Owatonna man gets four years in prison for sexual assault in Cook County

A Minnesota man was sentenced to four years in prison for sexually assaulting a Cook County woman at a condominium on Ski Hill Road in Lutsen.

Andrew Donald Knott, 31, of Owatonna, was sentenced Feb. 28 in the Cook County Courthouse in Grand Marais.

Knott was convicted in December 2021 on two felony counts of criminal sexual conduct. Knott was also found guilty of an additional gross misdemeanor charge stemming from the incident.

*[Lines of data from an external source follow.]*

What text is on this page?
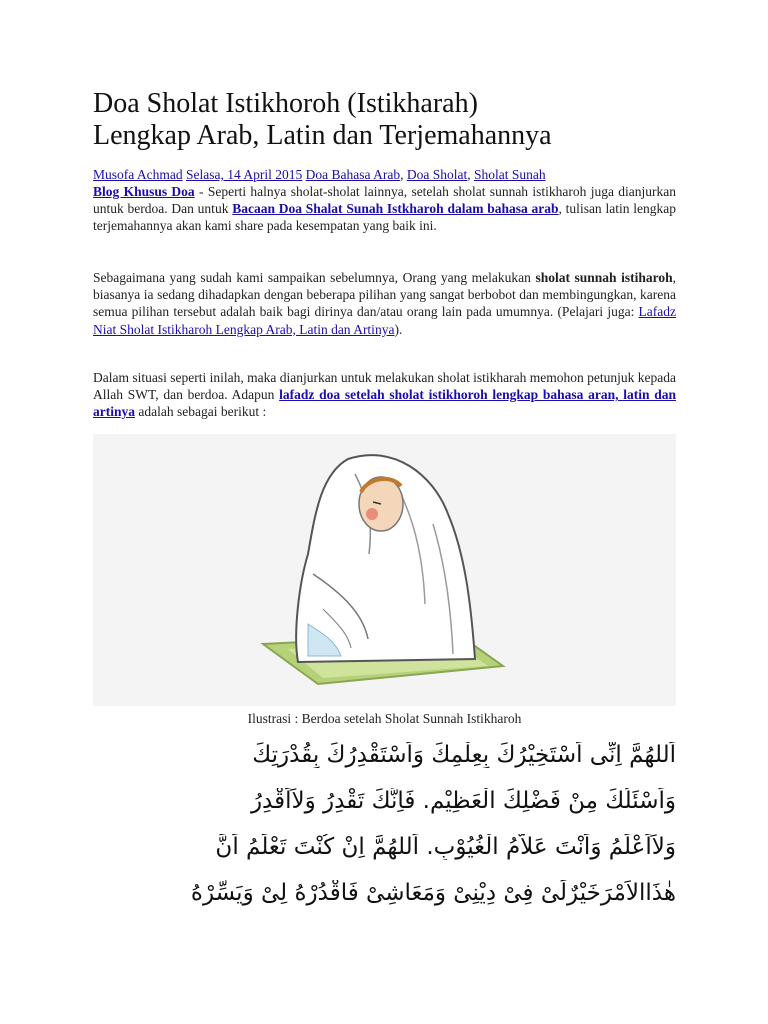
Doa Sholat Istikhoroh (Istikharah)
Lengkap Arab, Latin dan Terjemahannya
Musofa Achmad Selasa, 14 April 2015 Doa Bahasa Arab, Doa Sholat, Sholat Sunah

Blog Khusus Doa - Seperti halnya sholat-sholat lainnya, setelah sholat sunnah istikharoh juga dianjurkan untuk berdoa. Dan untuk Bacaan Doa Shalat Sunah Istkharoh dalam bahasa arab, tulisan latin lengkap terjemahannya akan kami share pada kesempatan yang baik ini.

Sebagaimana yang sudah kami sampaikan sebelumnya, Orang yang melakukan sholat sunnah istiharoh, biasanya ia sedang dihadapkan dengan beberapa pilihan yang sangat berbobot dan membingungkan, karena semua pilihan tersebut adalah baik bagi dirinya dan/atau orang lain pada umumnya. (Pelajari juga: Lafadz Niat Sholat Istikharoh Lengkap Arab, Latin dan Artinya).

Dalam situasi seperti inilah, maka dianjurkan untuk melakukan sholat istikharah memohon petunjuk kepada Allah SWT, dan berdoa. Adapun lafadz doa setelah sholat istikhoroh lengkap bahasa aran, latin dan artinya adalah sebagai berikut :

Ilustrasi : Berdoa setelah Sholat Sunnah Istikharoh
اَللهُمَّ اِنِّى اَسْتَخِيْرُكَ بِعِلْمِكَ وَاَسْتَقْدِرُكَ بِقُدْرَتِكَ
وَاَسْئَلُكَ مِنْ فَضْلِكَ الْعَظِيْمِ. فَاِنَّكَ تَقْدِرُ وَلاَاَقْدِرُ
وَلاَاَعْلَمُ وَاَنْتَ عَلاَّمُ الْغُيُوْبِ. اَللهُمَّ اِنْ كُنْتَ تَعْلَمُ اَنَّ
هٰذَاالاَمْرَخَيْرٌلِّىْ فِىْ دِيْنِىْ وَمَعَاشِىْ فَاقْدُرْهُ لِىْ وَيَسِّرْهُ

WTIP does not name the victims when reporting on instances of sexual assault.

The sentencing Monday by Judge Michael Cuzzo came after several victim impact statements were read aloud by county officials on behalf of the victim, as well as those of her friends and family. The impact statements noted that the victim “is a different woman now” than she was before the assault. The victim’s mother observed that her daughter is a “shell of herself” following the incident and that she does not engage in the world or communicate with family in the way she did prior to the assault.

Before sentencing, Cuzzo spoke directly to Knott in the courtroom and said he was moving forward with the 48-month sentence. Knott’s attorneys were hoping for a probationary sentence and no days behind bars. Among the primary reasons Knott will serve prison time, Cuzzo explained, are the fact Knott has failed to show he accepts responsibility for his actions and because he showed little signs of remorse for what occurred.

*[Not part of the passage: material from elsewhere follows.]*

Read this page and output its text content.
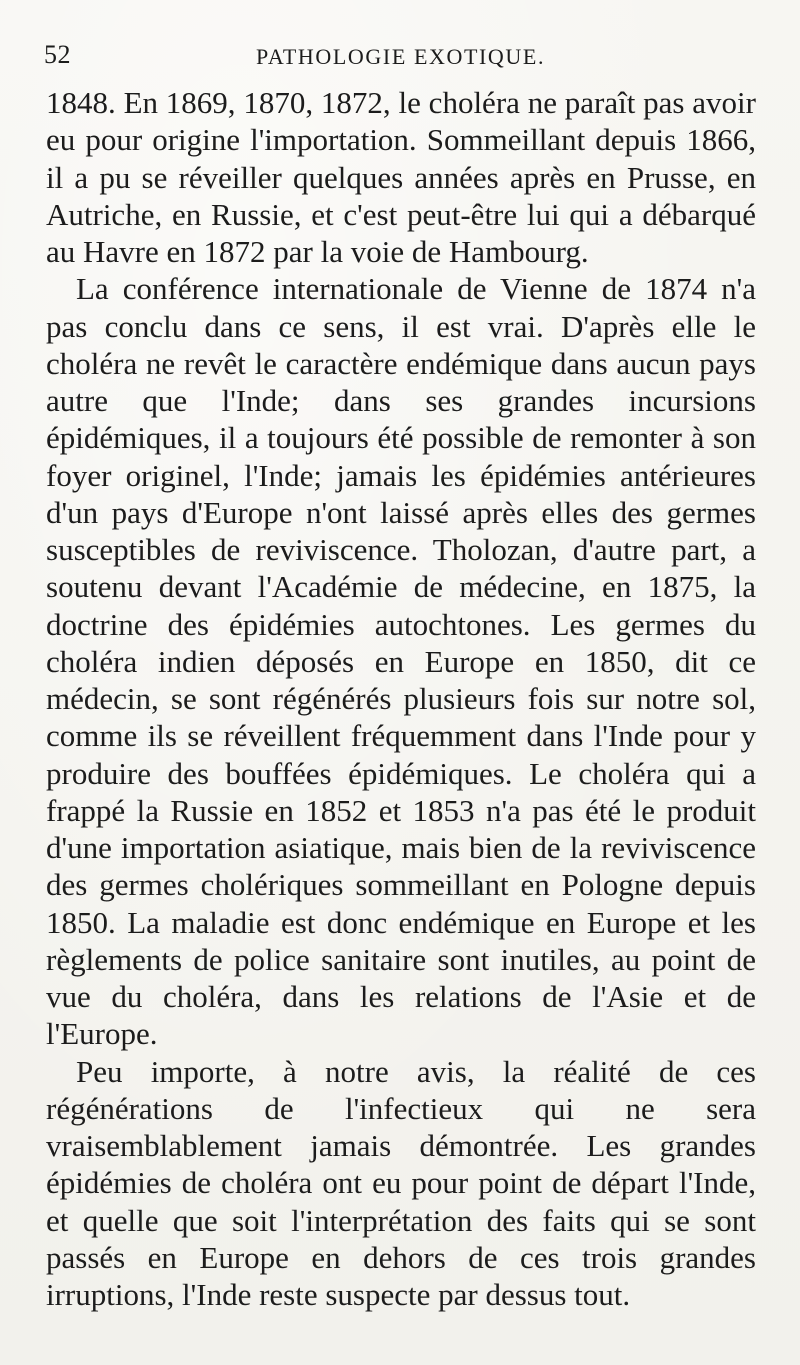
52	PATHOLOGIE EXOTIQUE.

1848. En 1869, 1870, 1872, le choléra ne paraît pas avoir eu pour origine l'importation. Sommeillant depuis 1866, il a pu se réveiller quelques années après en Prusse, en Autriche, en Russie, et c'est peut-être lui qui a débarqué au Havre en 1872 par la voie de Hambourg.

La conférence internationale de Vienne de 1874 n'a pas conclu dans ce sens, il est vrai. D'après elle le choléra ne revêt le caractère endémique dans aucun pays autre que l'Inde; dans ses grandes incursions épidémiques, il a toujours été possible de remonter à son foyer originel, l'Inde; jamais les épidémies antérieures d'un pays d'Europe n'ont laissé après elles des germes susceptibles de reviviscence. Tholozan, d'autre part, a soutenu devant l'Académie de médecine, en 1875, la doctrine des épidémies autochtones. Les germes du choléra indien déposés en Europe en 1850, dit ce médecin, se sont régénérés plusieurs fois sur notre sol, comme ils se réveillent fréquemment dans l'Inde pour y produire des bouffées épidémiques. Le choléra qui a frappé la Russie en 1852 et 1853 n'a pas été le produit d'une importation asiatique, mais bien de la reviviscence des germes cholériques sommeillant en Pologne depuis 1850. La maladie est donc endémique en Europe et les règlements de police sanitaire sont inutiles, au point de vue du choléra, dans les relations de l'Asie et de l'Europe.

Peu importe, à notre avis, la réalité de ces régénérations de l'infectieux qui ne sera vraisemblablement jamais démontrée. Les grandes épidémies de choléra ont eu pour point de départ l'Inde, et quelle que soit l'interprétation des faits qui se sont passés en Europe en dehors de ces trois grandes irruptions, l'Inde reste suspecte par dessus tout.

According to the criminal complaint:

On Jan. 25, 2020, Cook County law enforcement responded to North Shore Health, the local hospital in Grand Marais, where a woman being treated for medical issues reported that she was sexually assaulted. The woman told medical personnel and law enforcement she had been raped.

Deputy Leif Lunde responded to the hospital to take the victim’s statement. The woman told authorities she met Knott and others the previous night and consumed alcoholic beverages at various locations in Cook County. After consuming too much alcohol to drive, the woman became tired and went to rest in a bedroom inside the condominium. The woman said she woke up at some point in the night to a man sexually assaulting her. After describing the perpetrator, Cook County authorities traveled to the condominium in Lutsen and interviewed potential suspects, including Knott. All of those interviewed, including Knott, denied any wrongdoing. Authorities collected a DNA sample from Knott. This sample later matched sperm cells found on the victim’s clothing.

Nearly two years later, a Cook County jury convicted Knott on all charges, including the two felony crimes that acknowledge he “did engage in sexual penetration with another person, knowing or having reason to know that the victim was mentally impaired, mentally incapacitated or physically helpless.”

Cook County Attorney Molly Hicken served as the lead prosecutor on the case. She told WTIP in December that her office is “thankful for the courage the survivor had in testifying truthfully.”

“Any credit for these convictions goes to her,” Hicken said, “and to the thoughtful and difficult work the Cook County jurors accomplished to bring this defendant to justice.”

Upon release, Knott will have to register as a predatory offender, Hicken said.

Hicken noted that while the maximum penalty is 15 years for such crimes, Knott was never likely to serve that because sentences in Minnesota are governed by a regulation that sets “the presumptive sentence in this case at 48 months.”

Family members and other associates of Knott were in the courtroom Monday. Several of those present wept as the sentencing was read and while saying goodbye to Knott as he was led out of the courtroom in handcuffs.